Il a estimé que la signature et l'annonce des accords renforceront considérablement la confiance dans le Liban et donneront un énorme coup de pouce à l'économie en attirant les investissements étrangers, parce que l'Arabie saoudite est “une porte d'entrée et un corridor économique vers différents pays arabes et étrangers”. “En outre, le secteur du tourisme va se redresser avec le retour des Saoudiens au Liban”, a-t-il ajouté
Relations rompues en 2021
Rappelons dans ce cadre que les relations entre le Liban et l'Arabie saoudite se sont tendues, fin 2021, lorsque le ministre de l'Information de l’époque, Georges Cordahi, avait critiqué l'implication de l'Arabie saoudite dans la guerre au Yémen. En réponse, le royaume a décidé de suspendre toutes les importations en provenance du Liban, au moment où le pays traversait une crise politico-économique majeure. L'Arabie saoudite ne voyait plus d'intérêt à maintenir des relations avec le Liban, en raison de la “domination du Hezbollah sur la scène politique” et “la réticence des dirigeants libanais à entreprendre les réformes requises”. Les flux commerciaux entre les deux pays ont également été affectés par la saisie de pilules de Captagon dissimulées dans des légumes libanais à destination du Royaume.

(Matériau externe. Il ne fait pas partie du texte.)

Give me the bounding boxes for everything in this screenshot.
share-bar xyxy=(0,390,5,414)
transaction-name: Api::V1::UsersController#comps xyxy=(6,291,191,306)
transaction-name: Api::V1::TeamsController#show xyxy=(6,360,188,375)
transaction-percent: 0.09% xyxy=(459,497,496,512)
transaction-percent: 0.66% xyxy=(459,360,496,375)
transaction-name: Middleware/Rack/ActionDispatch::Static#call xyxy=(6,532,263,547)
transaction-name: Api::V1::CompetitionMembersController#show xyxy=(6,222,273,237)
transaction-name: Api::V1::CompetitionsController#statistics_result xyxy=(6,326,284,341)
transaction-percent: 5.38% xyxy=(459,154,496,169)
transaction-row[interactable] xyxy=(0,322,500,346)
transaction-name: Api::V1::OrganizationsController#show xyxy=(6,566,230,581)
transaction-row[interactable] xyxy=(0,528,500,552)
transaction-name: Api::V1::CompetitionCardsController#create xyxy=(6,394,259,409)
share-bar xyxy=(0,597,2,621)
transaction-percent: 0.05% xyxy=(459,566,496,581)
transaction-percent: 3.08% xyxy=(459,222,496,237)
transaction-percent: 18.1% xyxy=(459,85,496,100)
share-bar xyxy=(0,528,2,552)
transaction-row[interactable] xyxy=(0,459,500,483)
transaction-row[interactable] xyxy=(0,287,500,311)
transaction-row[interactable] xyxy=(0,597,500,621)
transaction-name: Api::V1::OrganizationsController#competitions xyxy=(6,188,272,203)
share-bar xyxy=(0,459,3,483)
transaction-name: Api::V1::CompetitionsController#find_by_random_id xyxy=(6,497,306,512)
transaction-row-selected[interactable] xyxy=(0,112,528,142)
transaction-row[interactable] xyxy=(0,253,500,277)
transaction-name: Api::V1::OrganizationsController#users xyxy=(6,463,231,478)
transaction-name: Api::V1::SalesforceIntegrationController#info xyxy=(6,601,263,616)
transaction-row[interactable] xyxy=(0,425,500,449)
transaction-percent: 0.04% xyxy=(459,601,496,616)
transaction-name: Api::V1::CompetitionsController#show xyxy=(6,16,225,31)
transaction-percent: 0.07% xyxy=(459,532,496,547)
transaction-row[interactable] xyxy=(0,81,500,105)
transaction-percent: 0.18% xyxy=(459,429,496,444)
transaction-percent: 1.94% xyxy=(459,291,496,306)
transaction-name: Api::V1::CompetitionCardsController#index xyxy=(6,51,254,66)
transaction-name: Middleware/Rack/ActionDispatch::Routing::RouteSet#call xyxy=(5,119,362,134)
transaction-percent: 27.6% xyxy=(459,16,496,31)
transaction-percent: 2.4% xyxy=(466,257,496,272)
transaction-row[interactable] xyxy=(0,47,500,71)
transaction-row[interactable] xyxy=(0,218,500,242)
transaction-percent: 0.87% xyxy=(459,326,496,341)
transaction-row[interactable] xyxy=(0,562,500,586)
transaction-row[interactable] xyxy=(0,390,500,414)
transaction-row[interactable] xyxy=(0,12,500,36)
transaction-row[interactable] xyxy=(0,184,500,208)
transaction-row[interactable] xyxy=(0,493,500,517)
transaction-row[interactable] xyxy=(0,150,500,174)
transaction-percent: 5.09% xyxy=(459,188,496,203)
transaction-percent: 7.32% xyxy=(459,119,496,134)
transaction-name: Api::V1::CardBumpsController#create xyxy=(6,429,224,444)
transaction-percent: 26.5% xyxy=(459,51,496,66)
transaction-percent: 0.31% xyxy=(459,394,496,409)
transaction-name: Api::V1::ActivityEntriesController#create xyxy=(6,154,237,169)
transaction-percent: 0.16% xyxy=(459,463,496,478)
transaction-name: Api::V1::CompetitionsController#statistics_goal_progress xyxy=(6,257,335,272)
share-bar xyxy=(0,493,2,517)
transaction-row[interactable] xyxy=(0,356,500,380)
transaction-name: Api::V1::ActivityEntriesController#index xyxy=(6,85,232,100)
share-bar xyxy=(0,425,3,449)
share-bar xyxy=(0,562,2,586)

Une longue histoire de soutien
Il faut dire que le Liban a longtemps bénéficié du soutien de l’Arabie, notamment dans l'importation de pétrole saoudien, pour répondre aux besoins énergétiques du pays. En outre, le Royaume a longtemps été un investisseur clé au Liban, particulièrement dans les secteurs immobilier et bancaire. Les transferts de fonds en provenance d'Arabie saoudite ont aussi constitué une source importante de soutien financier pour de nombreux Libanais. L'Arabie saoudite a également fourni une aide financière substantielle au Liban sous forme de dons et de prêts, visant à soutenir l'économie libanaise et à renforcer les institutions du pays.
Après le contentieux diplomatique, plusieurs mesures ont été prises par Riyad, affectant gravement les relations économiques entre les deux pays. Ainsi, l'Arabie saoudite a suspendu plusieurs aides financières, notamment une aide de 3 milliards de dollars pour l'achat d'équipements militaires destinés à l'armée libanaise. Les investissements saoudiens au Liban ont diminué de manière significative. Les projets d'infrastructure soutenus par le Royaume ont été mis en suspens. Le Liban a également souffert d'une baisse du nombre de touristes saoudiens.
À l’heure où le Liban cherche à se relever de la crise économique, la normalisation de ses relations avec l'Arabie saoudite pourrait jouer un rôle clé dans sa reconstruction économique.